After the Affordable Care Act (ACA) was signed into law in 2010 by then President Barack Obama, the numbers of uninsured adults in the United States fell dramatically. This was aided, in particular, by Medicaid expansion and the elimination of the preexisting condition exclusion.
The effects of this law are seen especially among patients with cancer, who are shown to have better access to care and lower out-of-pocket costs in Medicaid expansion states, according to the results of a recent study in Cancer, the official journal of the American Cancer Society. There is one group of patients with cancer, however, on whom the effects of the ACA are less certain: patients who also have HIV.
According to the authors, “Although the reported effects of the ACA on patients with cancer and patients with HIV have been established separately, to our knowledge little is known regarding the specific impact of the ACA on people living with HIV and cancer.”
Therefore, the researchers set out to compare how insurance coverage and cancer treatment changed—did it improve?—post ACA implementation for people living with HIV and newly diagnosed cancer (PLWHC) in expansion and nonexpansion states.
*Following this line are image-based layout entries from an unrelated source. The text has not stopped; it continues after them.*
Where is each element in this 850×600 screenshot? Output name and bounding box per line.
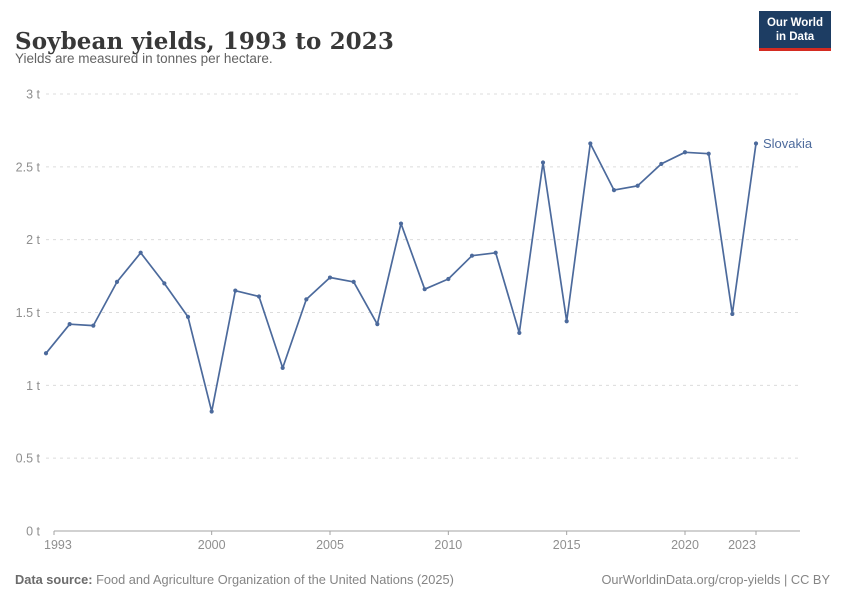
svg-text:2005: 2005 bbox=[316, 538, 344, 552]
svg-text:1.5 t: 1.5 t bbox=[16, 306, 41, 320]
owid-logo[interactable]: Our World in Data bbox=[759, 11, 831, 51]
series-line-slovakia bbox=[45, 142, 757, 413]
x-axis: 1993 2000 2005 2010 2015 2020 2023 bbox=[44, 530, 800, 552]
credit-link[interactable]: OurWorldinData.org/crop-yields | CC BY bbox=[601, 572, 830, 587]
svg-text:1 t: 1 t bbox=[26, 379, 40, 393]
svg-text:1993: 1993 bbox=[44, 538, 72, 552]
data-source-label: Data source: bbox=[15, 572, 93, 587]
svg-text:0 t: 0 t bbox=[26, 525, 40, 539]
data-points-slovakia bbox=[43, 141, 759, 414]
data-source-text: Food and Agriculture Organization of the… bbox=[92, 572, 454, 587]
svg-text:3 t: 3 t bbox=[26, 88, 40, 102]
svg-text:2023: 2023 bbox=[728, 538, 756, 552]
page-subtitle: Yields are measured in tonnes per hectar… bbox=[15, 51, 273, 66]
y-axis-labels: 0 t 0.5 t 1 t 1.5 t 2 t 2.5 t 3 t bbox=[16, 88, 41, 539]
svg-text:2020: 2020 bbox=[671, 538, 699, 552]
entity-label: Slovakia bbox=[763, 136, 813, 151]
x-axis-labels: 1993 2000 2005 2010 2015 2020 2023 bbox=[44, 538, 756, 552]
chart-footer: Data source: Food and Agriculture Organi… bbox=[15, 572, 830, 587]
svg-text:2.5 t: 2.5 t bbox=[16, 160, 41, 174]
page-title: Soybean yields, 1993 to 2023 bbox=[15, 28, 394, 56]
data-source-note: Data source: Food and Agriculture Organi… bbox=[15, 572, 454, 587]
svg-text:2010: 2010 bbox=[434, 538, 462, 552]
svg-text:0.5 t: 0.5 t bbox=[16, 452, 41, 466]
owid-logo-line2: in Data bbox=[775, 31, 815, 43]
owid-logo-line1: Our World bbox=[766, 17, 823, 29]
svg-text:2 t: 2 t bbox=[26, 233, 40, 247]
svg-text:2000: 2000 bbox=[198, 538, 226, 552]
svg-text:2015: 2015 bbox=[553, 538, 581, 552]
Using the National Cancer Data Base (NCDB) to identify patients aged 18 to 64 years; International Classification of Diseases, Ninth Revision, Clinical Modification codes to determine diagnoses; and primary payer code at diagnosis for insurance status, 4794 patients were included in the study. Because they had reached eligibility for Medicare, patients older than 65 years were excluded. January 2011 to December 2013 was the pre-ACA era and January 2014 to December 2014, post. Twenty-five states chose to expand Medicaid when the ACA took full effect in January 2014. (Today, 37 states have expanded Medicaid.)
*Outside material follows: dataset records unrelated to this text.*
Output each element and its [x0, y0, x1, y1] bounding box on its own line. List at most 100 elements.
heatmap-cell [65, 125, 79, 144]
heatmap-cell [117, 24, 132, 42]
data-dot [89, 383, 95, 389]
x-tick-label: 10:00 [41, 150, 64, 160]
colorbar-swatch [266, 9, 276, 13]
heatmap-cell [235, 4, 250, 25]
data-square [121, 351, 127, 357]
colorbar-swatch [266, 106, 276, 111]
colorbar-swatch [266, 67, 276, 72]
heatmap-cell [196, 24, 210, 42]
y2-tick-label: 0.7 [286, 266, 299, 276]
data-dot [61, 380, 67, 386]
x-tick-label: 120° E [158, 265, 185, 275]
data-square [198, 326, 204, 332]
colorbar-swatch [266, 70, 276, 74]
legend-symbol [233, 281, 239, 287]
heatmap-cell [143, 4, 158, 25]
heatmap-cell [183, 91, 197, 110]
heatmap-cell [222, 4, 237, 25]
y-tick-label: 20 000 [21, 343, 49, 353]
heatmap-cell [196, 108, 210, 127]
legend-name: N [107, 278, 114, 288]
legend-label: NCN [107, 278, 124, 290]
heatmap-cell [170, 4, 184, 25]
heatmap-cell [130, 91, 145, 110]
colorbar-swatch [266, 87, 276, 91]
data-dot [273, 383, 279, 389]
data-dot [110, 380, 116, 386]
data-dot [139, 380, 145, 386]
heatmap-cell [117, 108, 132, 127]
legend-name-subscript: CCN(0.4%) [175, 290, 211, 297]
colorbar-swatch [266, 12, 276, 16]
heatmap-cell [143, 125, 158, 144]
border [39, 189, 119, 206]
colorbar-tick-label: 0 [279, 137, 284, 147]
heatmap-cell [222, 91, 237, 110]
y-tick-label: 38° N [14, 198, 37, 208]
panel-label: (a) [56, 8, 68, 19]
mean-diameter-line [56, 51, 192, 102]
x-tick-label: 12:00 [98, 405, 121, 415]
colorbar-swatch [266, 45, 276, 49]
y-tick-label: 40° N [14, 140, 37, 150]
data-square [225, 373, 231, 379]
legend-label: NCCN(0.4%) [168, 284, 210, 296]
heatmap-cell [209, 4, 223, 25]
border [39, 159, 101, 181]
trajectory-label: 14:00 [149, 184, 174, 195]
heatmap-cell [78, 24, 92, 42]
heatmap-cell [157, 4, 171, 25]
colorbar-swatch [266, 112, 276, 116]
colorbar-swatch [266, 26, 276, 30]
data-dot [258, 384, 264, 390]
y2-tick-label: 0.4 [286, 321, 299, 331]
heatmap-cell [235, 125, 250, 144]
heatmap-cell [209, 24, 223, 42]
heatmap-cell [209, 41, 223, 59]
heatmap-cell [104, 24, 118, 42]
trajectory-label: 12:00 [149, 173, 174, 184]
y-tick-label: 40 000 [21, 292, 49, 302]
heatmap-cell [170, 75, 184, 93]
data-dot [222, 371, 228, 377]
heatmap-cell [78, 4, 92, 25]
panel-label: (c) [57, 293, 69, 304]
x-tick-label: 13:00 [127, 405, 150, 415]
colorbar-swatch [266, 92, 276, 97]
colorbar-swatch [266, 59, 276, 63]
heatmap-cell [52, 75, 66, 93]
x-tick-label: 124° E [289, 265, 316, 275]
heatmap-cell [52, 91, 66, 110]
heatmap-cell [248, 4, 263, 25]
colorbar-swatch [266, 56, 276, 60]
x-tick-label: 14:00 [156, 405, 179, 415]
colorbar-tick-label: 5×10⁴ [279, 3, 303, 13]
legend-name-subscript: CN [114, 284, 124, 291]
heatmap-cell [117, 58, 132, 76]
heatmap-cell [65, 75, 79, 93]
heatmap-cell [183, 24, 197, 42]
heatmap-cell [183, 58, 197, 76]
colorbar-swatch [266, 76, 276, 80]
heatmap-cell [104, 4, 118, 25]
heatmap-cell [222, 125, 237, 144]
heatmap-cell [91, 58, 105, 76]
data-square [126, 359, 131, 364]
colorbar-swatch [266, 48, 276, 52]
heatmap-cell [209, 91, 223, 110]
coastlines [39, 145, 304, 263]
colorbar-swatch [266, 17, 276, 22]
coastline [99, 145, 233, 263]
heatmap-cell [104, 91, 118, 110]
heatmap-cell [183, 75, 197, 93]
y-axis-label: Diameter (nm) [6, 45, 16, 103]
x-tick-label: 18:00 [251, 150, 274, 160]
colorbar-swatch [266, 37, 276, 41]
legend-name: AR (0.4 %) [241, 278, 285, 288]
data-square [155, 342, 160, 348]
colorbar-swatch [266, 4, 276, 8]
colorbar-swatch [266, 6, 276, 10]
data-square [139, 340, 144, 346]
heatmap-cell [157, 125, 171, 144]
Overall, “there was no change noted in the percentage of patients who received cancer treatment post ACA,” the authors noted. However, insurance coverage for PLWHC previously uninsured improved in expansion (from 4.9% to 3%) and nonexpansion states (from 17.6% to 14.6%). In expansion states, Medicaid drove insurance coverage for these patients; private insurance drove the increase in nonexpansion states. An additional factor the authors examined was type of treatment facility, and this number changed, too. PLWHC usually received treatment at teaching facilities/research programs, and this improved to 46.7% from 40.2%.
Digging deeper, the results are not all positive. In nonexpansion versus expansion states, PLWHC still had higher uninsured rates (16.7% vs 4.2%), were treated more often at comprehensive community cancer programs (26.9% vs 18.6%), and lived in lower median income areas (36.3% vs 26.9%).
Several conclusions can be drawn from this study:
“We didn’t see differences in insurance coverage translate to differences in cancer treatment; however, longer follow-up time is needed to fully evaluate this and the impact of insurance on cancer survival for people with HIV,” stated Gita Suneja, MD, MSHP, who led the team of researchers at the Duke University School of Medicine.
Korrigan KL, Nogueira L, Yabroff KR, et al. The impact of the Patient Protection and Affordable Care Act on insurance coverage and cancer-directed treatment in HIV-infected patients with cancer in the United States [published online November 11, 2019]. Cancer. doi: 10.1002/cncr.32563.